4.    Smith EA, Thorburn J, Duckworth RA, Reid JA. A comparison of 25G and 27G Whitcare needles for caesarean section. Anaesthesia 1994; 49:859-62.
5.    Hwang JJ, Ho ST, Wang JJ, Liu HS. Postdural puncture headache in caesarean section: comparison of 25G Whitcare and 25G and 26G Quincke needles. Acta Anaesthesiol Sin 1997; 35:33-7.
6.    Rushman GB, Davis NJH, Cashman JN. Lee s’ Synopsis of Anaesthesia.12th ed. Oxford: Butterworth –Heinemann, 1989; 685.
7.    Norris MC, Leighton BL, Simone CA. Needle level direction and headache after inadvertent dural puncture. Anaesthesiology 1993; 70:729-31.
8.    Vallejo MC, Mandell GL, Sabo DP, Ramanathan S. A randomized comparison of five spinal needles in obstetrics patients. Anaesth Analg.2000; 91:916-20.

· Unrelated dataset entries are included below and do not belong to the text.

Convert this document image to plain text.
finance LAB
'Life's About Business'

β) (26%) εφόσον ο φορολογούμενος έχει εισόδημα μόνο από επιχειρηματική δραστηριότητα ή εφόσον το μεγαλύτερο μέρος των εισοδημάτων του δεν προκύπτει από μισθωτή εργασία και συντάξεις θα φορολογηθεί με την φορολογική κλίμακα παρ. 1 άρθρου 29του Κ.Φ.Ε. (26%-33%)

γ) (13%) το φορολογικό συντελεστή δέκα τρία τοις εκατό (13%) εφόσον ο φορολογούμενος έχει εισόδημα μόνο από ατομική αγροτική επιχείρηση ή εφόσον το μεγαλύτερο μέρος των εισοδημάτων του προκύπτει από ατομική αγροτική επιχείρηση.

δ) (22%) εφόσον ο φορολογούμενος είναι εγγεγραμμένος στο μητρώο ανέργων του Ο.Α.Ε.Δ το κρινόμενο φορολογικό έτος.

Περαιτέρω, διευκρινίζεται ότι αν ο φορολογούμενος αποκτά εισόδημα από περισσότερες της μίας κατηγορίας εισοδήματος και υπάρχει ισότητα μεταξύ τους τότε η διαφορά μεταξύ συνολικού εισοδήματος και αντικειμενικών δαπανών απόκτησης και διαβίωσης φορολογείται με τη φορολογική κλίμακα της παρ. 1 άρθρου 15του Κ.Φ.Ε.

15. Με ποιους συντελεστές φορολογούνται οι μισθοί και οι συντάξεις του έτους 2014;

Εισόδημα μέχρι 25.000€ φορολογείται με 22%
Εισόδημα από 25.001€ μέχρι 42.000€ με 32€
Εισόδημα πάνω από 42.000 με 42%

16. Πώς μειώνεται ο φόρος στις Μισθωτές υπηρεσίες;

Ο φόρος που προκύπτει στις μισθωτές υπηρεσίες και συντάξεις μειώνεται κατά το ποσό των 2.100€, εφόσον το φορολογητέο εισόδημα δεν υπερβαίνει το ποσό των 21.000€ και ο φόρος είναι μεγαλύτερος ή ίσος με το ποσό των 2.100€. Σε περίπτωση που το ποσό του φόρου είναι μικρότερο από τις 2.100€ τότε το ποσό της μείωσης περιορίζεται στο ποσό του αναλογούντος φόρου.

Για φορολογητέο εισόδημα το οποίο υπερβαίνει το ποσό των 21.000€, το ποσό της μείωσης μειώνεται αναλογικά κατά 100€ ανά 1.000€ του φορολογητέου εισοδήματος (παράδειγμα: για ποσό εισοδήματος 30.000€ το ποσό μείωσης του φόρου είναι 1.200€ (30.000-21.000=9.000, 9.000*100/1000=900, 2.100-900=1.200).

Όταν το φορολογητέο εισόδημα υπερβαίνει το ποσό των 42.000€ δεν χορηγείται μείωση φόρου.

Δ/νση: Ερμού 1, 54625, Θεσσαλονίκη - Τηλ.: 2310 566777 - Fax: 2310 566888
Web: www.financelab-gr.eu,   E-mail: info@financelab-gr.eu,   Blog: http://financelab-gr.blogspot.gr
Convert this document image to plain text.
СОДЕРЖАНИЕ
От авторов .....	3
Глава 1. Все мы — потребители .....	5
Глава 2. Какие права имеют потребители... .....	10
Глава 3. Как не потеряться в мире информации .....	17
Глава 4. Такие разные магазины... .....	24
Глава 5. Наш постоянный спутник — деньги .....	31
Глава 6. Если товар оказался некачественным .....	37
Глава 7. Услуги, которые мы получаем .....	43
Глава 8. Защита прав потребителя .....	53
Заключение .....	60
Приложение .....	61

9.    Reina MA, de Leon –Casasola OA. Lopez A, De Andres J, Martin S, Mora M. An in vitro study of dural lesions produced by 25G Quincke and Whitcare needle evaluated by scanning electromicroscopy. Reg Anaesth Pain Med.2000; 25:393-402.
10.    Eriksson AL, Hallen B, Lagerkranser M, Persson E, Skoldefors E. Whitcare or Quincke needles –does it really matter. Acta Anaesthesiol Scand Suppl 1998; 113: 17-20.
11.    Bajaj P, Gandhi R, Apte A. Management of postdural headache. J Anaesth Clin Pharmacol 1994; 10: 273-6.